I'm with you on the "outsourcing" to Unicode services. It's what I do in "my" 
product. As you say, leave it to the experts.

I'm not with you on the one characters to two. It's assembler, man, it's not an 
HLL (despite the name!). It's supposed to be 1:1 with what the developer codes, 
not "solve my problem in the best way you can."

> could a constant CA'€' correctly turn into X'20AC'

What if I code MVI TARGET,CA'€' -- how does that assemble if CA'€' is two bytes?

Charles


-----Original Message-----
From: IBM Mainframe Assembler List [mailto:[email protected]] On 
Behalf Of Tony Harminc
Sent: Wednesday, October 18, 2017 6:02 PM
To: [email protected]
Subject: Re: ASCII self-defining constants

On 18 October 2017 at 13:26, Jonathan Scott <[email protected]> wrote:

[so glad to hear that you're looking into this stuff!]

> I think that my preferred solution would be to specify the EBCDIC code 
> page for all purposes using the CODEPAGE option (or perhaps a new 
> CCSID option) and to assume that ASCII generally means ISO
> 8859-1 code page 819, with a full 256-byte translate table.  (A CCSID 
> option might even make it possible to convert mixed DBCS constants to 
> UTF-8 in the distant future).  However, the main complication is how 
> to get to that position without requiring lots of new options, making 
> it as easy as possible to get it right, while avoiding breaking 
> compatibility.

I think allowing the user to specify both the inbound and (one or
more) outbound code pages, and passing those to Unicode Conversion Services 
would be the the Right Thing To Do.
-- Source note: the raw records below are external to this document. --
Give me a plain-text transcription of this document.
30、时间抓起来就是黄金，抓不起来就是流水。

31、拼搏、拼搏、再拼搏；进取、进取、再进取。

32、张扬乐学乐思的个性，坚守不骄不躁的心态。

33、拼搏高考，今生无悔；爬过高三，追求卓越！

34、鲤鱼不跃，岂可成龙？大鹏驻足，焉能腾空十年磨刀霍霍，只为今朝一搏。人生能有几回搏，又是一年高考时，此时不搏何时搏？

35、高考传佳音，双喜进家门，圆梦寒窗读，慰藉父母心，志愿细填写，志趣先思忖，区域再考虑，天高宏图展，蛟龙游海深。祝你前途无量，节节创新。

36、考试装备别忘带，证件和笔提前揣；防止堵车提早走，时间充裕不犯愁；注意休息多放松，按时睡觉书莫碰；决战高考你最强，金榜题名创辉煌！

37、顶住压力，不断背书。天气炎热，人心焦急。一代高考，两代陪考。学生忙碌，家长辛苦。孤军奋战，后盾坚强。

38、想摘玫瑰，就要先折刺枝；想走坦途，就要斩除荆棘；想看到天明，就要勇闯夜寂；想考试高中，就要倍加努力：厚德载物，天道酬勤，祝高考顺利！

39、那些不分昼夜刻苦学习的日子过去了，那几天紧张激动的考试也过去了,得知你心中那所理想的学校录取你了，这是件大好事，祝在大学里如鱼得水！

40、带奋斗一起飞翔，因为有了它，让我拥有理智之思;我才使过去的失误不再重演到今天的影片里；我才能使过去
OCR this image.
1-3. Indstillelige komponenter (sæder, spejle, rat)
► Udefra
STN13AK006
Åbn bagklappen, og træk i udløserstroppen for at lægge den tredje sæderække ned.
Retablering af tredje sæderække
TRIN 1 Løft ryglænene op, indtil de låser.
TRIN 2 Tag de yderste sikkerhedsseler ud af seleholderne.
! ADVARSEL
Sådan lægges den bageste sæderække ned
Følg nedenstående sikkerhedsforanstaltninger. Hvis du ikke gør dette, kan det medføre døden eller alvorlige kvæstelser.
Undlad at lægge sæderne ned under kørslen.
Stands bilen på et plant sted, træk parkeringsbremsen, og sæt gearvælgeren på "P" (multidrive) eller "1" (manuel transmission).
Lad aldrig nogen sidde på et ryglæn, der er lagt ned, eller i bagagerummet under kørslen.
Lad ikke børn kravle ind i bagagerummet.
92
I'm not sure to what extent such conversion 
is supported on non z/OS platforms (VM, VSE, zLinux?), but the notion of 
externalizing it to the experts, and effectively putting it under user control 
because the user can supply their own tables if they want, is good. Is there 
currently a fundamental constraint that limits the output to the same character 
size as the input? For example, if I specify the input is CP 1047, and the 
output is CP 1208 (= UTF-8), could a constant CA'€' correctly turn into 
X'20AC'? (I'm assuming for the example that it's the CA constant type that's 
subject to this translation.) In other words, internally does the code assume 
that a 1-byte string must generate a 1-byte value?